Anila and I have stayed close over the years. We both attended universities in the States. She went to Stanford. I went to Abilene Christian University. She married a white Baptist boy from Washington who converted to Islam and had two baby girls. I married a white Church of Christ boy from Georgia and had three. I moved to Sudan. She stayed in the States. We’ve seen each other several times over the years and every time we get together, we talk about how we need to write a book. How we need to develop some kind of presentation that we can give at churches and mosques and universities all over the country about our common ground. Because while the world is losing its ever-loving mind over the great abyss that it sees separating her and me, we still find ourselves sitting on the temple steps together. A Christian woman and a Muslim woman, whose lives and faith are perhaps more similar than they are different.

Anila’s experience of being a devout Muslim in a (so-called) Christian nation is amazingly similar to my experience of being a Christian in a (so-called) Muslim nation. (And, just for the record, she is incredibly devout. She prays five times a day, faithfully reads her Koran, fasts every Ramadan and, to my knowledge, has never touched alcohol). While she fights labels like terrorist because of which direction she faces when she prays, I have had to fight the assumption of being sexually loose because of the country that issued my passport. We both have grown out of conservative sects of our religions and have made relatives uncomfortable with whether or not we cover our hair or worship with musical instruments. We are both constantly horrified at the violence committed in the name of our faiths and deeply resent the way politics have hijacked our religions.

There are some days that I don’t know whether to be proud or dismayed by the fact that our world is in such a place that our friendship often feels more like a desperately important metaphor that needs to be shouted into the cacophony of the world instead of just a couple of moms that laugh about how they used to pass notes in Economics class. There are powerful voices all around us that would have us believe that the greatest division in the world today is between Islam and the West. They paint a powerful, scary image of a thick red line on one side of which stand Christians, on the other, Muslims. But I don’t believe this is true at all.

While I don’t find the idea of lines to be that helpful to begin with, in as much as they do exist, one that has come to be quite significant to me runs the other way altogether, a longitude – not a latitude – that cuts right through the continents of both religions. And really, like most lines, it’s more of a continuum, actually. On one far side stand all who deal in fear and hate and ethnocentrism. Every kind of bad Christian and bad Muslim alike, everyone who discredits the very faith they claim in favor of fear and power is cowering angrily together in that place.

The crowd more towards the middle of the continuum is undoubtedly the biggest. The indifferent and apathetic. Those driven only by the American Dream or the Saudi dream, keeping God safely in a convenient political or social box where he can’t cause too much trouble. Those who just want to make a buck, or who remain unbothered by injustice that doesn’t affect them.

And then far on down the continuum stand the rest of us. Those of us trying to live lives defined by compassion and selflessness.
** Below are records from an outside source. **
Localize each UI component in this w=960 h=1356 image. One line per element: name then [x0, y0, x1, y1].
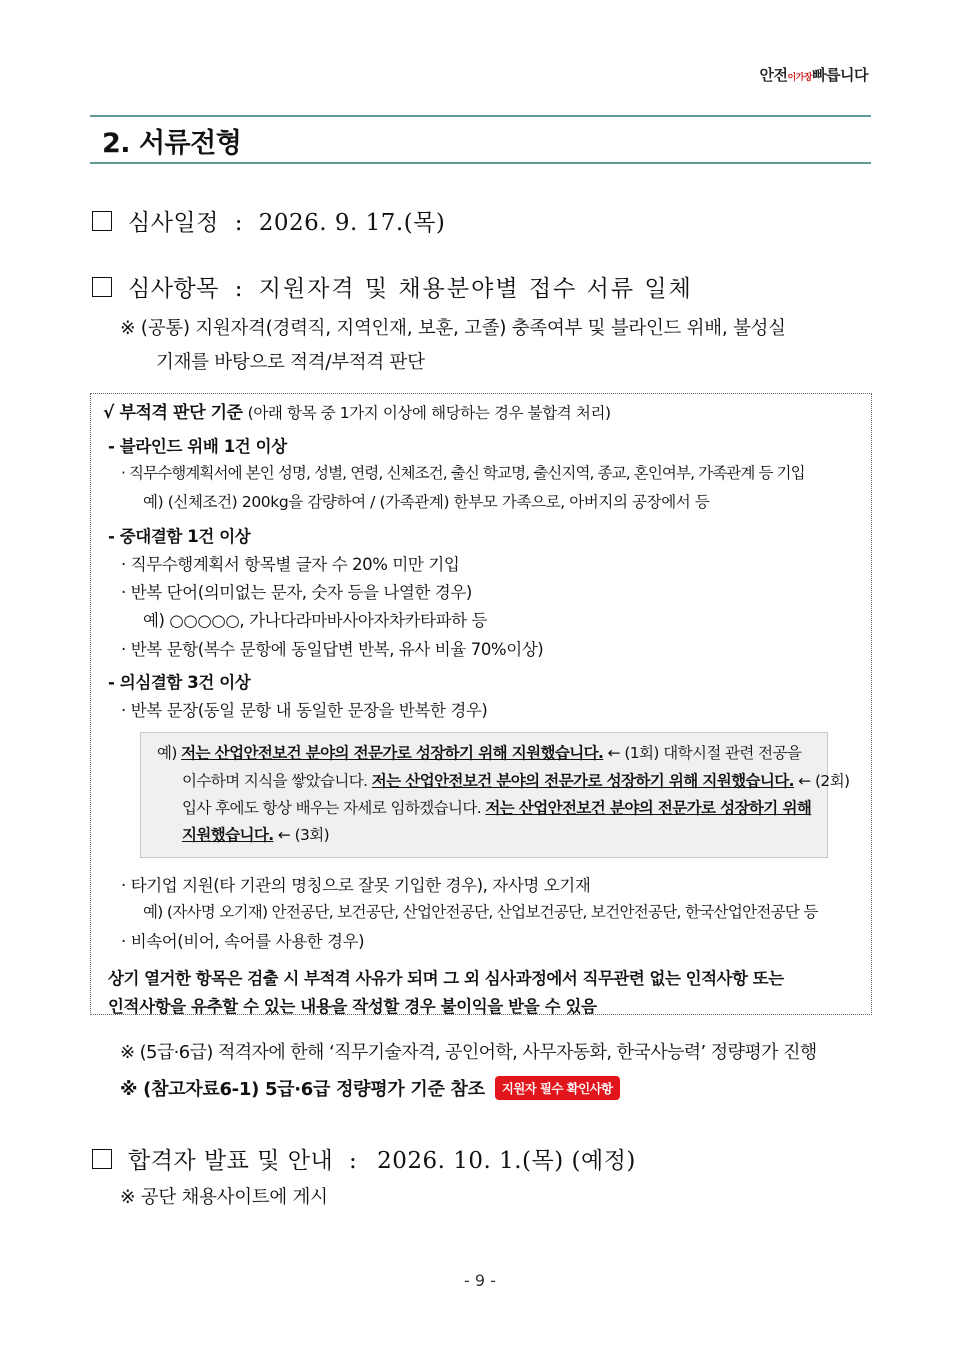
- logo-text-3: 가장: [795, 73, 813, 83]
- example-text-4: 입사 후에도 항상 배우는 자세로 임하겠습니다.: [182, 799, 482, 817]
- checkbox-square-icon: [92, 1149, 112, 1169]
- suspect-line4: · 비속어(비어, 속어를 사용한 경우): [121, 932, 365, 951]
- major-line3: 예) ○○○○○, 가나다라마바사아자차카타파하 등: [143, 611, 488, 630]
- example-text-1: ← (1회) 대학시절 관련 전공을: [607, 744, 802, 762]
- section-title: 2. 서류전형: [102, 128, 242, 159]
- announcement-note: ※ 공단 채용사이트에 게시: [120, 1187, 328, 1208]
- summary-line1: 상기 열거한 항목은 검출 시 부적격 사유가 되며 그 외 심사과정에서 직무관련 없는 인적사항 또는: [108, 969, 784, 988]
- items-value: 지원자격 및 채용분야별 접수 서류 일체: [258, 276, 693, 302]
- after-note-line1: ※ (5급·6급) 적격자에 한해 ‘직무기술자격, 공인어학, 사무자동화, 한국사능력’ 정량평가 진행: [120, 1042, 817, 1063]
- criteria-title: √ 부적격 판단 기준: [103, 403, 243, 423]
- criteria-box: [90, 393, 872, 1015]
- suspect-line1: · 반복 문장(동일 문항 내 동일한 문장을 반복한 경우): [121, 701, 488, 720]
- example-line2: [182, 769, 850, 791]
- header-logo: [759, 64, 868, 85]
- schedule-heading: [92, 204, 445, 237]
- items-label: 심사항목: [128, 276, 219, 302]
- suspect-line2: · 타기업 지원(타 기관의 명칭으로 잘못 기입한 경우), 자사명 오기재: [121, 876, 591, 895]
- example-prefix: 예): [157, 744, 177, 762]
- blind-line2: 예) (신체조건) 200kg을 감량하여 / (가족관계) 한부모 가족으로, 아버지의 공장에서 등: [143, 493, 710, 511]
- items-colon: :: [234, 276, 243, 302]
- suspect-line3: 예) (자사명 오기재) 안전공단, 보건공단, 산업안전공단, 산업보건공단, 보건안전공단, 한국산업안전공단 등: [143, 903, 818, 921]
- example-line4: [182, 823, 329, 845]
- schedule-colon: :: [234, 210, 243, 236]
- items-note-line2: 기재를 바탕으로 적격/부적격 판단: [156, 352, 425, 373]
- major-heading: - 중대결함 1건 이상: [108, 527, 251, 546]
- logo-text-4: 빠릅니다: [812, 66, 868, 84]
- example-box: [140, 732, 850, 858]
- logo-text-1: 안전: [759, 66, 788, 84]
- major-line1: · 직무수행계획서 항목별 글자 수 20% 미만 기입: [121, 555, 460, 574]
- top-rule: [90, 115, 871, 117]
- major-line4: · 반복 문항(복수 문항에 동일답변 반복, 유사 비율 70%이상): [121, 640, 544, 659]
- checkbox-square-icon: [92, 211, 112, 231]
- example-text-2: 이수하며 지식을 쌓았습니다.: [182, 772, 368, 790]
- required-badge: 지원자 필수 확인사항: [495, 1076, 620, 1100]
- major-line2: · 반복 단어(의미없는 문자, 숫자 등을 나열한 경우): [121, 583, 472, 602]
- items-note-line1: ※ (공통) 지원자격(경력직, 지역인재, 보훈, 고졸) 충족여부 및 블라인드 위배, 불성실: [120, 318, 786, 339]
- example-sentence-3b: 지원했습니다.: [182, 826, 274, 844]
- criteria-title-row: [103, 398, 611, 423]
- announcement-value: 2026. 10. 1.(목) (예정): [377, 1148, 636, 1174]
- after-note-line2: ※ (참고자료6-1) 5급·6급 정량평가 기준 참조: [120, 1079, 485, 1100]
- example-line1: [157, 741, 801, 763]
- schedule-value: 2026. 9. 17.(목): [258, 210, 446, 236]
- announcement-colon: :: [349, 1148, 358, 1174]
- announcement-label: 합격자 발표 및 안내: [128, 1148, 334, 1174]
- criteria-subtitle: (아래 항목 중 1가지 이상에 해당하는 경우 불합격 처리): [247, 404, 611, 422]
- schedule-label: 심사일정: [128, 210, 219, 236]
- logo-text-2: 이: [787, 73, 796, 83]
- announcement-heading: [92, 1142, 636, 1175]
- blind-heading: - 블라인드 위배 1건 이상: [108, 437, 287, 456]
- blind-line1: · 직무수행계획서에 본인 성명, 성별, 연령, 신체조건, 출신 학교명, 출신지역, 종교, 혼인여부, 가족관계 등 기입: [121, 464, 805, 482]
- page-number: - 9 -: [464, 1271, 496, 1290]
- example-text-3: ← (2회): [798, 772, 850, 790]
- suspect-heading: - 의심결함 3건 이상: [108, 673, 251, 692]
- summary-line2: 인적사항을 유추할 수 있는 내용을 작성할 경우 불이익을 받을 수 있음: [108, 997, 597, 1016]
- example-sentence-3a: 저는 산업안전보건 분야의 전문가로 성장하기 위해: [485, 799, 812, 817]
- items-heading: [92, 270, 693, 303]
- after-note-line2-row: [120, 1075, 620, 1101]
- example-sentence-2: 저는 산업안전보건 분야의 전문가로 성장하기 위해 지원했습니다.: [371, 772, 794, 790]
- example-text-5: ← (3회): [277, 826, 330, 844]
- example-line3: [182, 796, 811, 818]
- checkbox-square-icon: [92, 277, 112, 297]
- bottom-rule: [90, 162, 871, 164]
- example-sentence-1: 저는 산업안전보건 분야의 전문가로 성장하기 위해 지원했습니다.: [181, 744, 604, 762]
Those defiantly speaking to all the things we have in common instead of all that divides us. Those who don’t claim to have all the answers to the mess of this world but are determined to keep trying. I believe this group is bound by their hunger for God and their desire to live in ways that are pleasing to him as best as they know how. I am trying very hard to be on this part of the line, doing it more successfully on some days than others. And I believe Anila is standing there with me.

Jesus was the world’s worst at messing up all our lines. Who is a neighbor or an enemy, who is a sinner and who has great faith, who is against us and who is for us – it all gets very confusing when Jesus shows up. He’s constantly asking us to look again. Wherever we find ourselves on the lines of this world, we have to be willing to open our eyes and look around one more time. And when we do, we may be amazed to see who we are standing next to.